Korean Admiral Yi Sun-Shin became a national hero thanks to these “turtle ships.”
“They were highly maneuverable, very well armored, and they even had a dragon head on the bow that breathed fire,” he said.
It was the kind of ingenuity the Confederates needed to break the Union blockade in 1862 that cut off Virginia’s largest cites and industrial centers from international trade. They needed aid from international allies, but first they needed a Navy. They found an opportunity when they took Gosport Navy Yard in Portsmouth: the USS Merrimack, which has come to be spelled without the final letter in most uses.
“The Merrimac at that time was one of the six newest and most powerful ships in the U.S. Navy,” Wood said.
The Merrimac had been destroyed before the Confederates arrived. They salvaged the remains from the Elizabeth River for their own ironclad, the CSS Virginia. Flag Officer Franklin Buchannan began the historic battle on March 8, 1862, when he and his crew aboard the Virginia decimated the Union blockade.

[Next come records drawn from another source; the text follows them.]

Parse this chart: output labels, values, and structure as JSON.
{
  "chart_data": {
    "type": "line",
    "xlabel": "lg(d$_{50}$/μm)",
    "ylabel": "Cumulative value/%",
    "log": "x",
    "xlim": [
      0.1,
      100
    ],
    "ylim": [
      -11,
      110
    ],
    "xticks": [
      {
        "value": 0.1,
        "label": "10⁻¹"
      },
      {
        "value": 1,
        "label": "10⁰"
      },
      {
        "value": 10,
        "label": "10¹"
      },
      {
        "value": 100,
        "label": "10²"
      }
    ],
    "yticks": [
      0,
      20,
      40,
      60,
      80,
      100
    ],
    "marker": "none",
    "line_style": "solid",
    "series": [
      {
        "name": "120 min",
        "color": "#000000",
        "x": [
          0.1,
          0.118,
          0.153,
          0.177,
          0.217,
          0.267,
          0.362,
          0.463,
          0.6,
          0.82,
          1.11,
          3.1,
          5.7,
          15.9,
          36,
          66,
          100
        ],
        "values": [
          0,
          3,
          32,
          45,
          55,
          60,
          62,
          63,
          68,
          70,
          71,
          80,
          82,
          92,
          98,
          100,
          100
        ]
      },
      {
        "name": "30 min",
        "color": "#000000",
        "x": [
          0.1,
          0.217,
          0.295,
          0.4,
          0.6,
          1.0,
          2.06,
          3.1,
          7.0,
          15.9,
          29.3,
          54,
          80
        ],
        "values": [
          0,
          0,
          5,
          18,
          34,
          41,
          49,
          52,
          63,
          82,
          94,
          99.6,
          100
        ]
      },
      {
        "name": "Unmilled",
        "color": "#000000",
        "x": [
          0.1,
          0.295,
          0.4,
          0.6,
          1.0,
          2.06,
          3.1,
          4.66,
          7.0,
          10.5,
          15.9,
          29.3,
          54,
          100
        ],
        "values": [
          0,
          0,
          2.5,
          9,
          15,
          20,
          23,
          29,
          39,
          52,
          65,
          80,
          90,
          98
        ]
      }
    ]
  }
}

According to Wood, the Virginia sank two major U.S. warships on its maiden voyage and damaged another. Three Union transport ships were lost. The U.S. Navy casualties numbered at 369, with minimal damage to the Virginia.
“This would be the worst single day in the Navy’s history until the Japanese attacked Pearl Harbor,” Wood said.

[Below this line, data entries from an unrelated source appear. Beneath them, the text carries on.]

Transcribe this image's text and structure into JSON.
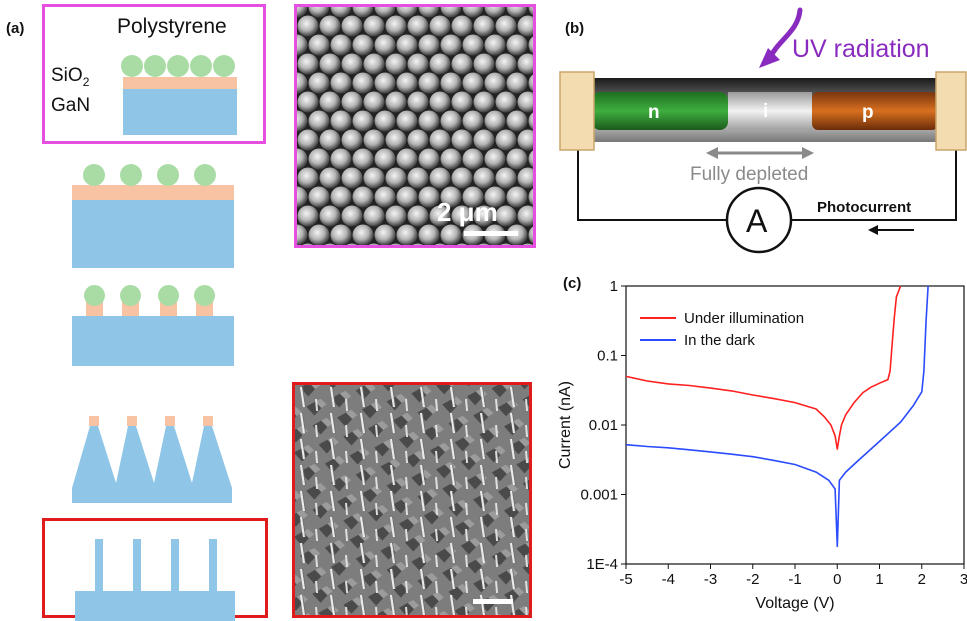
{
  "panel_a": {
    "label": "(a)",
    "legend_polystyrene": "Polystyrene",
    "legend_sio2_main": "SiO",
    "legend_sio2_sub": "2",
    "legend_gan": "GaN",
    "sem_top_scale": "2 μm"
  },
  "panel_b": {
    "label": "(b)",
    "uv_label": "UV radiation",
    "region_n": "n",
    "region_i": "i",
    "region_p": "p",
    "depleted_label": "Fully depleted",
    "ammeter_label": "A",
    "photocurrent_label": "Photocurrent"
  },
  "panel_c": {
    "label": "(c)"
  },
  "colors": {
    "frame_pink": "#e64fe0",
    "frame_red": "#e01b1b",
    "gan_blue": "#8fc6e8",
    "sio2_orange": "#f7c3a2",
    "polystyrene_green": "#a9dca5",
    "uv_purple": "#8a2bbf",
    "series_light": "#ff2020",
    "series_dark": "#2a4bff"
  },
  "chart_data": {
    "type": "line",
    "xlabel": "Voltage (V)",
    "ylabel": "Current (nA)",
    "xlim": [
      -5,
      3
    ],
    "ylim": [
      0.0001,
      1
    ],
    "yscale": "log",
    "xticks": [
      "-5",
      "-4",
      "-3",
      "-2",
      "-1",
      "0",
      "1",
      "2",
      "3"
    ],
    "yticks": [
      "1E-4",
      "0.001",
      "0.01",
      "0.1",
      "1"
    ],
    "legend_position": "top-left",
    "series": [
      {
        "name": "Under illumination",
        "color": "#ff2020",
        "x": [
          -5,
          -4.5,
          -4,
          -3.5,
          -3,
          -2.5,
          -2,
          -1.5,
          -1,
          -0.5,
          -0.3,
          -0.15,
          -0.05,
          0,
          0.05,
          0.1,
          0.2,
          0.4,
          0.6,
          0.8,
          1.0,
          1.2,
          1.25,
          1.3,
          1.35,
          1.4,
          1.5
        ],
        "y": [
          0.05,
          0.043,
          0.039,
          0.037,
          0.034,
          0.031,
          0.027,
          0.024,
          0.021,
          0.017,
          0.013,
          0.01,
          0.007,
          0.0045,
          0.007,
          0.01,
          0.014,
          0.021,
          0.029,
          0.035,
          0.04,
          0.045,
          0.06,
          0.15,
          0.35,
          0.7,
          1
        ]
      },
      {
        "name": "In the dark",
        "color": "#2a4bff",
        "x": [
          -5,
          -4.5,
          -4,
          -3.5,
          -3,
          -2.5,
          -2,
          -1.5,
          -1,
          -0.5,
          -0.2,
          -0.05,
          0,
          0.05,
          0.2,
          0.5,
          1.0,
          1.5,
          1.8,
          2.0,
          2.05,
          2.1,
          2.15
        ],
        "y": [
          0.0052,
          0.0049,
          0.0047,
          0.0044,
          0.0041,
          0.0038,
          0.0035,
          0.0031,
          0.0027,
          0.0021,
          0.0016,
          0.0012,
          0.00018,
          0.0016,
          0.0021,
          0.0031,
          0.0058,
          0.011,
          0.019,
          0.03,
          0.06,
          0.3,
          1
        ]
      }
    ]
  }
}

But word had traveled in the year prior that the Confederates were building this heavy hitter. The Union commissioned the Ironclad Board in August 1861 to build an opposing ship, which eventually became the USS Monitor, based on the designs of Swedish engineer and inventor John Ericsson.

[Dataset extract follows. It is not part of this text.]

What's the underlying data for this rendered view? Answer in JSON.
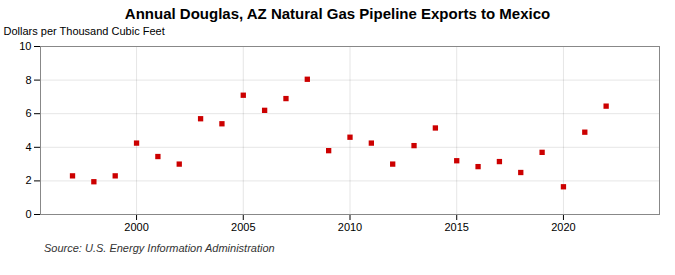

It was a leaner, more efficient beast compared to the Virginia, at about two-thirds the size and one-fifth the guns and crew.
“It was equal or superior to the Virginia basically in every way,” Wood said.
The two armored warships converged off the shores of modern-day Suffolk on the morning of March 9, 1862. Their cannons fired for more than four hours, but neither ship sustained significant damage. The Monitor merely had two dents from the USS Minnesota at its back, a minor case of friendly fire.
The duel ended with the Virginia returning to the Gosport Navy Yard for repairs and the Monitor holding its post. The blockade didn’t falter.
“In my mind, the Monitor won that battle by the fact that they were still afloat at the end of the battle, and for the next two months they kept the Virginia in check and kept Hampton roads open for the Union,” Wood said. “Whether they sank the Virginia or not, they contained that threat.”
Navies in England, France and the rest of the world were already developing their own ironclad fleets when news of the battle traveled, but it inspired further invention and reinvention nonetheless. Rams were brought back to the fore after they did major damage in Hampton Roads, and newly developed turrets that could move independently became must-haves on nearly every vessel.
“The day Emperor Napoleon III from France found out about the results of the Battle of Hampton Roads — literally that day — he canceled something like 30 contracts that were out to build wooden warships for the French,” Wood said. “From then on, nothing but iron ships.”
By the end of 1865, 12 other countries had 45 sea-going ironclads in service, with 36 more near completion, all of which was superior to anything in the U.S. Navy at the time, Wood said. Improvements to the U.S. Navy wouldn’t occur for more than 20 years after the Civil War.